Après près d’un mois de débats, le Tribunal de première instance de Dixinn a mis en délibéré l’affaire de proxénétisme et de trouble à l’ordre public impliquant Mamadou Alpha Baldé, Ahmed Saadat et Hadiatou Bah. La décision du juge Mohamed Sangaré est attendue ce mercredi, à l’issue de la dernière audience consacrée aux plaidoiries de la défense et aux derniers mots des prévenus.
Les trois prévenus sont poursuivis pour des faits présumés d’« atteinte à l’ordre public et à la dignité des individus » commis au moyen d’un système informatique, à la suite de la diffusion d’une vidéo ayant suscité une vive polémique.
Ouvrant les plaidoiries, Me David Beavogui a sollicité la relaxe pure et simple de ses clients. Selon lui, les éléments constitutifs des infractions poursuivies ne sont pas réunis.
L’avocat a soutenu que les propos tenus par Hadiatou Bah ne sauraient, à eux seuls, caractériser une infraction pénale, estimant que « l’infraction n’est pas dans les propos, mais plutôt dans les faits ».
S’agissant de la diffusion de l’interview, il a également contesté l’existence d’un trouble à l’ordre public, en s’interrogeant : « Y a-t-il eu un accident qui a provoqué des morts du fait de la diffusion de cette vidéo par nos clients ici présents ? »
Me David Beavogui est également revenu sur la détention de ses clients, critiquant la position du ministère public, qui s’était opposé à leur mise en liberté lors des précédentes audiences.

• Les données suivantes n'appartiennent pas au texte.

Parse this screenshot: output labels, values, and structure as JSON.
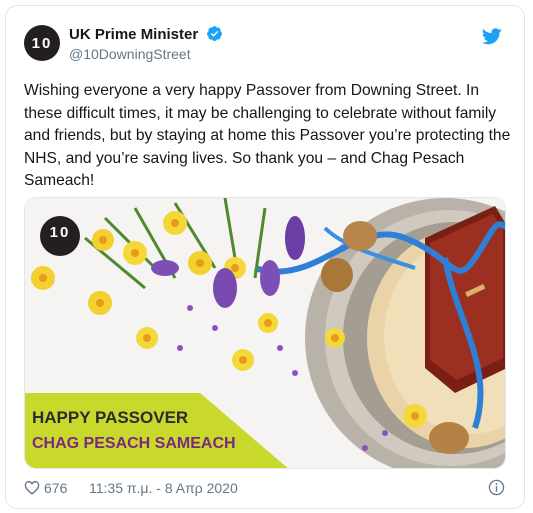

Il a demandé au tribunal de renvoyer les prévenus des fins de la poursuite, sans prononcer de condamnation, y compris avec sursis, comme l’avait requis le parquet, soutenant qu’aucune infraction pénale n’était constituée dans ce dossier.
Prenant la parole à son tour, Me Abdourahmane Dabo a développé la même ligne de défense. Il a fait valoir que, depuis l’ouverture du procès, aucune personne ne s’était présentée devant le tribunal pour affirmer que Hadiatou Bah l’avait mise en relation avec un homme dans le cadre des faits reprochés.
Selon lui, cette absence de victime constitue un élément essentiel que le tribunal devra apprécier. « Donc nous nous sommes convaincus que l’attitude de nos clients ne constitue nullement une infraction en loi pénale », a-t-il soutenu, avant de demander au tribunal de faire preuve de clémence en accordant de larges circonstances atténuantes à ses clients.
Après les plaidoiries, le juge a appelé la partie civile à la barre. Celle-ci était toutefois absente de la salle d’audience.
Invités à s’exprimer une dernière fois avant la clôture des débats, les prévenus ont présenté leurs excuses. Hadiatou Bah s’est limitée à demander pardon au tribunal.
Ahmed Saadat a déclaré : « Notre objectif, c’était de faire la promotion de l’artiste comme tout autre, nous demandons pardon au Tribunal. »
De son côté, Mamadou Alpha Baldé a affirmé : « Nous remercions nos avocats. Si le contenu des vidéos que nous avons relayées a vexé l’opinion, nous demandons pardon et nous nous remettons à votre sagesse. »
À l’issue des réquisitions, des plaidoiries et des derniers mots des prévenus, le président du tribunal, Mohamed Sangaré, a mis l’affaire en délibéré. Le jugement est attendu ce mercredi en fin de journée.
Au moment où nous publions ces lignes, les trois prévenus se trouvent toujours dans le box des accusés, dans l’attente de la décision du Tribunal.